It’s vital that we, as storytellers, understand what ALL our characters (major and minor) want and need. If you have a cast of passionate characters, passionate about willy-nilly things, a story can get befuddling and difficult. Unless their passion circles the same topic the story wanders off in too many directions and then a reader gets lost.
For example, I recently read a manuscript wherein one character was passionate about rebuilding old cars, another passionate about remodeling kitchens, and a third passionate about going to day spas. Okay, interesting. Unfortunately these three passions never intersected in the story. I suggested to the writer that if all three could meet as a result of vintage cars, remodeling, or at a day spa, then they could bond over that single shared passion, the crime could have something to do with that, and so on. But instead the reader was sent in three different directions, down three separate roads only to wonder why and then quickly get tired of the story.

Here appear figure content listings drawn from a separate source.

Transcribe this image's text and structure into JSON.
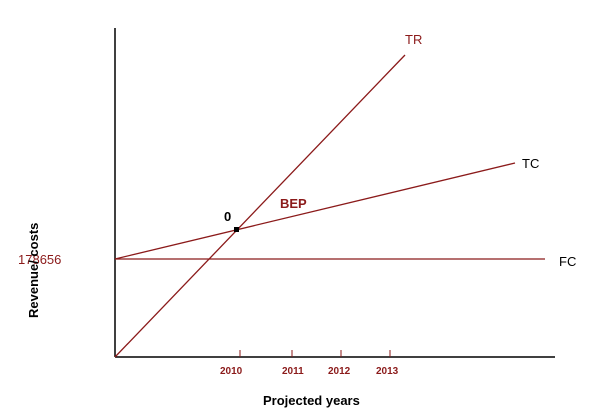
{
  "chart_data": {
    "type": "line",
    "xlabel": "Projected years",
    "ylabel": "Revenue/ costs",
    "y_tick_label": "178656",
    "x_ticks": [
      "2010",
      "2011",
      "2012",
      "2013"
    ],
    "lines": [
      {
        "name": "TR",
        "color": "#8b1a1a"
      },
      {
        "name": "TC",
        "color": "#8b1a1a"
      },
      {
        "name": "FC",
        "color": "#8b1a1a"
      }
    ],
    "annotations": {
      "bep_label": "BEP",
      "origin_marker": "0"
    },
    "colors": {
      "axis": "#000000",
      "line": "#8b1a1a",
      "text_dark": "#000000",
      "text_accent": "#8b1a1a"
    },
    "grid": false
  }
}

When I realized that the cast of characters in my upcoming novel, all of whom are holocaust survivors, all had the same needs (safety, community, nourishment, etc.) I had to write them with conflicting wants or the story would be boring (remember, wants and needs are VERY different) – some want to remember while others will do anything to forget. Some seek justice while others have lost hope in the jurisdiction of this world. Some seek the truth while others see only lies – and so on. These conflicting desires surrounding the same topic (the holocaust/concentration camp survival) create conflict no matter what else is happening. That tension filled topic is at the core of my story and keeps the spokes of my story-wheel spinning all in the same direction.
So remember, know the wants and needs of your characters and ALWAYS create conflict on every page.